Friends and passerbys who saw the remarkable feat happened, thus dubbed that the "Three Doors Down incident" and gave him the nickname which eventually became better known as Theodore.
One of the friends there, was the other woodcutter, whose nickname was "Beater", which the same people, who did not know better, thought that he was such a mucho woodcutter, such that he defeats the woods, thus, "beating them". The truth was, however, more... candid.
Unfortunately for him, he was not quite drunk enough that day, and he instinctively feigned a well-rehearsed apologetic expression, which invited assumptions that he was going to be responsible for everything. Since there was no point in questioning the passed out puker or the other friends who had laughed heartily, and passed out on the ground, or pretended to, the housewives who were the only people at home at the time, came out of the houses, and all gravitated towards Beater, and one of them asked him,
"So, how much are you going to pay us for the doors?"
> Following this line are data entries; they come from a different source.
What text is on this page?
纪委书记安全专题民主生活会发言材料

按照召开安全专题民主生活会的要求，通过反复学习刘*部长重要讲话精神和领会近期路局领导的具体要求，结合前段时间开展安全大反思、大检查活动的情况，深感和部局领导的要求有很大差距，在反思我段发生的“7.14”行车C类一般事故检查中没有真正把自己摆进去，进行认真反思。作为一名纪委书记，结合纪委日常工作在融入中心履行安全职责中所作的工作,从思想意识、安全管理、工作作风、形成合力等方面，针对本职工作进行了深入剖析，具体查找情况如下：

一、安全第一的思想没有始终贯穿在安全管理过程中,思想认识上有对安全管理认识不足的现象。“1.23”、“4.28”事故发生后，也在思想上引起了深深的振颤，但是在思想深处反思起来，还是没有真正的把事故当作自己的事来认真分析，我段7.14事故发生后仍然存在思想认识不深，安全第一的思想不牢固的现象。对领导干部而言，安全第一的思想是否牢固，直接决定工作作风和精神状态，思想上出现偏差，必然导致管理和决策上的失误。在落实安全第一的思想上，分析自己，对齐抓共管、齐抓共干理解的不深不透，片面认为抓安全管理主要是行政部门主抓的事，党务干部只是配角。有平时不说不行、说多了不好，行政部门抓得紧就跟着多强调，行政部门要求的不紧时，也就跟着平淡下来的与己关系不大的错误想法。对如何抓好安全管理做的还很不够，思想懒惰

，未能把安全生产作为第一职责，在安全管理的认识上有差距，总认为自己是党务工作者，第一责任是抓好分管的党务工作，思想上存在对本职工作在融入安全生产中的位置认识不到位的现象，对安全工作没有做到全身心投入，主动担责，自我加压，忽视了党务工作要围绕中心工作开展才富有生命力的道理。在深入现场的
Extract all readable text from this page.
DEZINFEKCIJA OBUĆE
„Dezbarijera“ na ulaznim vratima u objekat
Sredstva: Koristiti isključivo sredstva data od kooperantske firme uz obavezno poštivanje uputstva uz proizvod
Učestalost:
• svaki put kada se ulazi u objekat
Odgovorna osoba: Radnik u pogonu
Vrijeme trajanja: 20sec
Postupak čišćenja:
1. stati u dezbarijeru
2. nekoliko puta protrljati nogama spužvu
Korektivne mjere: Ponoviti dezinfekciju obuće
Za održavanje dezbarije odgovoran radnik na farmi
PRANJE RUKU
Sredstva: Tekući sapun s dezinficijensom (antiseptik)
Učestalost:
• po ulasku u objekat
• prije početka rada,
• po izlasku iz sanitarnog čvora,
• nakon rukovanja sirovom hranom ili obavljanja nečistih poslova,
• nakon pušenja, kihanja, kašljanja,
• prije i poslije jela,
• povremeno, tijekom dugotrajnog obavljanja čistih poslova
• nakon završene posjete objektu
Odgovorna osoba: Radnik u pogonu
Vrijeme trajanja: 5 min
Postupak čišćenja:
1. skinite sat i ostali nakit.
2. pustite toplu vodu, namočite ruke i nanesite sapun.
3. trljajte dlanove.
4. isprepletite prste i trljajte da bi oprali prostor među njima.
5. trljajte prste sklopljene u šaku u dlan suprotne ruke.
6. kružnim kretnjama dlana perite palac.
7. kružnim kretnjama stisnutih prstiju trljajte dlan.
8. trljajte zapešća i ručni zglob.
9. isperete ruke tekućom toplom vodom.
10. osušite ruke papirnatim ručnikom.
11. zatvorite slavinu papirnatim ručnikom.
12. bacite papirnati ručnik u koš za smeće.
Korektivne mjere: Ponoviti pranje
"Wah, you are so direct and frank!" replied Beater, "Whatever happened to the art of conversation? We are in once upon a time you know. We shouldn't be so forthcoming when we speak. Come, let's beat around the bush a bit."
And with that, he delivered a spectacular demonstration of "beating around the bush" until it was dinner time when all the housewives had to go home to prepare for dinner, and he got out of the mess. Thus, they gave him the nickname "Beater Around the Bush" which eventually became better known as Beater.
As word spread, and the people who did not know better perpetuated their misunderstandings about where their nicknames came from, Theodore's and Beater's businesses thrived, and they could afford to retire rich and retire young, and they drank all the time in the day and the night and tried to always remember to run away after vomitting on people's doors, if not, to pass out together.
They also generously and unreservedly treated their good friend, who wrote this story, to many, many drinks and happy things, and everybody lived happily ever after.